What England did do for Whitman during his lifetime was to give him more space in the reviews than he got at home (there was none of that half ludicrous, half pathetic writing of his own notices) and more competent criticism (by no means all blindly favorable) from better critics. The Whitman that the England of his time was particularly ripe for was Whitman the moralist and prophet. And it was as moralist and prophet rather than as artist that England was inclined to accept him. England gave him, above all else, the respectful attention, amounting in certain familiar cases to the enthusiastic discipleship, of a number of unusual men, some of whom were already enrolled among the immortals.
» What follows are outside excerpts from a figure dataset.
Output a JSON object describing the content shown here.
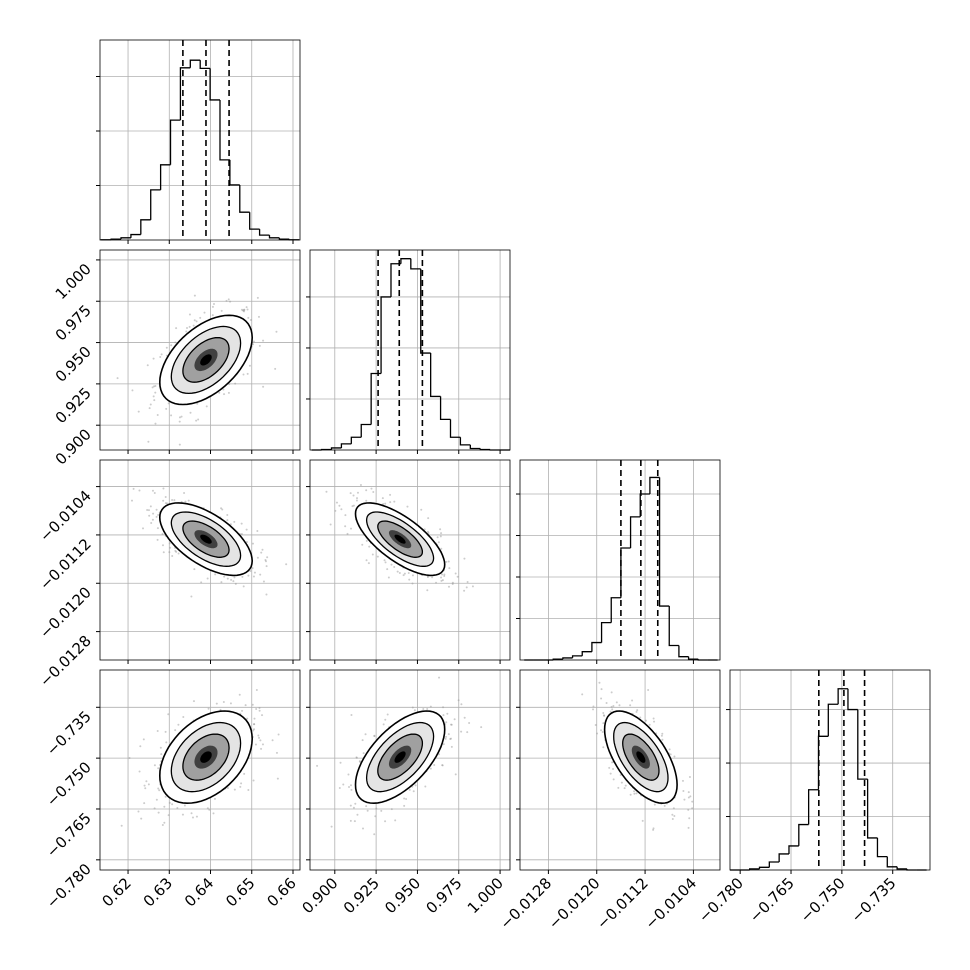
{
  "chart_data": {
    "type": "corner",
    "grid": true,
    "color": "#000000",
    "point_color": "#9a9a9a",
    "variables": [
      {
        "xlim": [
          0.6132,
          0.6617
        ],
        "xticks": [
          0.62,
          0.63,
          0.64,
          0.65,
          0.66
        ],
        "mean": 0.6389,
        "sd": 0.0056,
        "quantiles": [
          0.6333,
          0.6389,
          0.6445
        ],
        "bins": [
          0.6135,
          0.6159,
          0.6183,
          0.6207,
          0.6231,
          0.6255,
          0.6279,
          0.6303,
          0.6327,
          0.6351,
          0.6375,
          0.6399,
          0.6423,
          0.6447,
          0.6471,
          0.6495,
          0.6519,
          0.6543,
          0.6567,
          0.6591,
          0.6615
        ],
        "counts": [
          5,
          15,
          40,
          100,
          370,
          920,
          1380,
          2200,
          3160,
          3300,
          3150,
          2570,
          1470,
          1010,
          510,
          200,
          90,
          40,
          15,
          5
        ],
        "ylim": [
          0,
          3670
        ],
        "yticks": [
          1000,
          2000,
          3000
        ]
      },
      {
        "xlim": [
          0.885,
          1.006
        ],
        "xticks": [
          {
            "value": 0.9,
            "label": "0.900"
          },
          0.925,
          {
            "value": 0.95,
            "label": "0.950"
          },
          0.975,
          {
            "value": 1,
            "label": "1.000"
          }
        ],
        "mean": 0.9395,
        "sd": 0.0135,
        "quantiles": [
          0.9262,
          0.939,
          0.953
        ],
        "bins": [
          0.886,
          0.892,
          0.898,
          0.904,
          0.91,
          0.916,
          0.922,
          0.928,
          0.934,
          0.94,
          0.946,
          0.952,
          0.958,
          0.964,
          0.97,
          0.976,
          0.982,
          0.988,
          0.994,
          1.0,
          1.006
        ],
        "counts": [
          0,
          10,
          40,
          120,
          250,
          500,
          1500,
          3000,
          3650,
          3750,
          3550,
          1900,
          1050,
          600,
          250,
          100,
          30,
          10,
          0,
          0
        ],
        "ylim": [
          0,
          3920
        ],
        "yticks": [
          1000,
          2000,
          3000
        ]
      },
      {
        "xlim": [
          -0.01327,
          -0.00996
        ],
        "xticks": [
          {
            "value": -0.0128,
            "label": "−0.0128"
          },
          {
            "value": -0.012,
            "label": "−0.0120"
          },
          {
            "value": -0.0112,
            "label": "−0.0112"
          },
          {
            "value": -0.0104,
            "label": "−0.0104"
          }
        ],
        "mean": -0.01127,
        "sd": 0.0003,
        "quantiles": [
          -0.0116,
          -0.01127,
          -0.01099
        ],
        "bins": [
          -0.0132,
          -0.01304,
          -0.01288,
          -0.01272,
          -0.01256,
          -0.0124,
          -0.01224,
          -0.01208,
          -0.01192,
          -0.01176,
          -0.0116,
          -0.01144,
          -0.01128,
          -0.01112,
          -0.01096,
          -0.0108,
          -0.01064,
          -0.01048,
          -0.01032,
          -0.01016,
          -0.01
        ],
        "counts": [
          0,
          0,
          0,
          20,
          50,
          100,
          200,
          420,
          900,
          1500,
          2700,
          3450,
          4000,
          4400,
          1300,
          350,
          80,
          20,
          0,
          0
        ],
        "ylim": [
          0,
          4820
        ],
        "yticks": [
          1000,
          2000,
          3000,
          4000
        ]
      },
      {
        "xlim": [
          -0.783,
          -0.724
        ],
        "xticks": [
          {
            "value": -0.78,
            "label": "−0.780"
          },
          {
            "value": -0.765,
            "label": "−0.765"
          },
          {
            "value": -0.75,
            "label": "−0.750"
          },
          {
            "value": -0.735,
            "label": "−0.735"
          }
        ],
        "mean": -0.7497,
        "sd": 0.0068,
        "quantiles": [
          -0.7568,
          -0.7494,
          -0.7433
        ],
        "bins": [
          -0.783,
          -0.7801,
          -0.7772,
          -0.7743,
          -0.7714,
          -0.7685,
          -0.7656,
          -0.7627,
          -0.7598,
          -0.7569,
          -0.754,
          -0.7511,
          -0.7482,
          -0.7453,
          -0.7424,
          -0.7395,
          -0.7366,
          -0.7337,
          -0.7308,
          -0.7279,
          -0.725
        ],
        "counts": [
          0,
          0,
          20,
          50,
          150,
          300,
          450,
          850,
          1500,
          2500,
          3100,
          3390,
          3000,
          1700,
          600,
          250,
          60,
          20,
          0,
          0
        ],
        "ylim": [
          0,
          3740
        ],
        "yticks": [
          1000,
          2000,
          3000
        ]
      }
    ],
    "pairs": [
      {
        "x": 0,
        "y": 1,
        "corr": 0.5
      },
      {
        "x": 0,
        "y": 2,
        "corr": -0.6
      },
      {
        "x": 1,
        "y": 2,
        "corr": -0.7
      },
      {
        "x": 0,
        "y": 3,
        "corr": 0.4
      },
      {
        "x": 1,
        "y": 3,
        "corr": 0.6
      },
      {
        "x": 2,
        "y": 3,
        "corr": -0.6
      }
    ]
  }
}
Mr. Blodgett has made a careful study of the different responses made to Whitman by the more significant of these Englishmen. Dealing primarily with a variety of figures and a mass of opinion, opinion that in some cases changed overnight, Mr. Blodgett has risen above his material to a rather unusual degree. He has contrived to give a good deal of the flow of the social and intellectual currents of the time and he conveys a striking impression of the multitudinous comings and goings, of letters, visitors, and messages, affecting the house in Camden. There are particularly good chapters on John Addington Symonds, Robert Buchanan, and the ebullient Anne Gilchrist. Mr. Blodgett has a taste for personality which one wishes the nature of his work had given him more scope for. Walt Whitman in England is a distinct and valuable addition to the works about Whitman.